I think it's partly built into our educational structure that school = learning and no school = no learning. Or maybe that's just me. But either way, I've sort of assumed that now that I'm done with school, I've made it to the end of the learning marathon, and now all the running is done. No more learning for me. 16 years of formal education is all I need for the rest of my life.
Unfortunately, it's taken me approximately four years to dig myself out of that rather embarrassing hole of an assumption, with the added assistance of an article I read recently about a guy with no experience who decided to build a boat. It was a good article. He described how he got the idea to build a little boat while walking on the beach with his son, and after some thought, he decided to go for it. Over the five months it took him to build the boat, he started learning how to do woodworking and grew to love it. Because he loved it so much, he built many things in between working on the boat, and by the end, he had some reasonable skill and a new lifelong hobby.

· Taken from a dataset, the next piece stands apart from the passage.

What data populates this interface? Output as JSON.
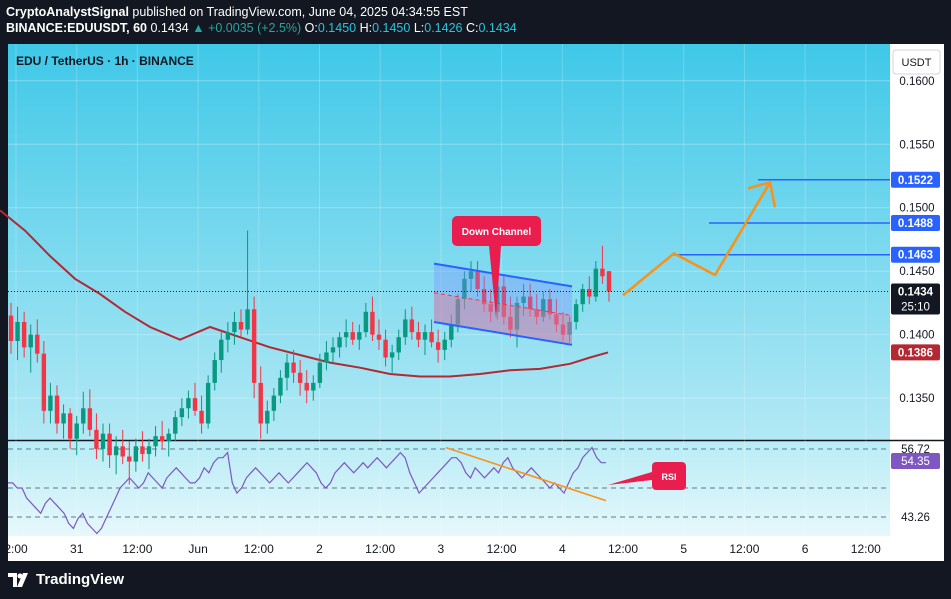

In a world that prizes excellence, I've found that it's difficult for me to start something new if I know my first attempt is not going to be stellar. I should know better, being a musician (albeit a musician on somewhat of a hiatus at the moment). I can't expect to pick up an instrument and be a prodigy, so this idea that I should be immediately successful at whatever else strikes my fancy is ludicrous. But between the idea of having laughable first attempts plus the assumption that learning is over forever was enough to keep me from trying new things. And that, I finally concluded, is no way to live life.
So finally, following the banishment of those two ideas, I've started recovering, and it's been great fun to rediscover some long-dormant hobbies. I'm certainly not the best seamstress or photographer, and I may never be able to make a living off of either of those two things, but I may turn into a really fantastic novice. And for now, that's enough.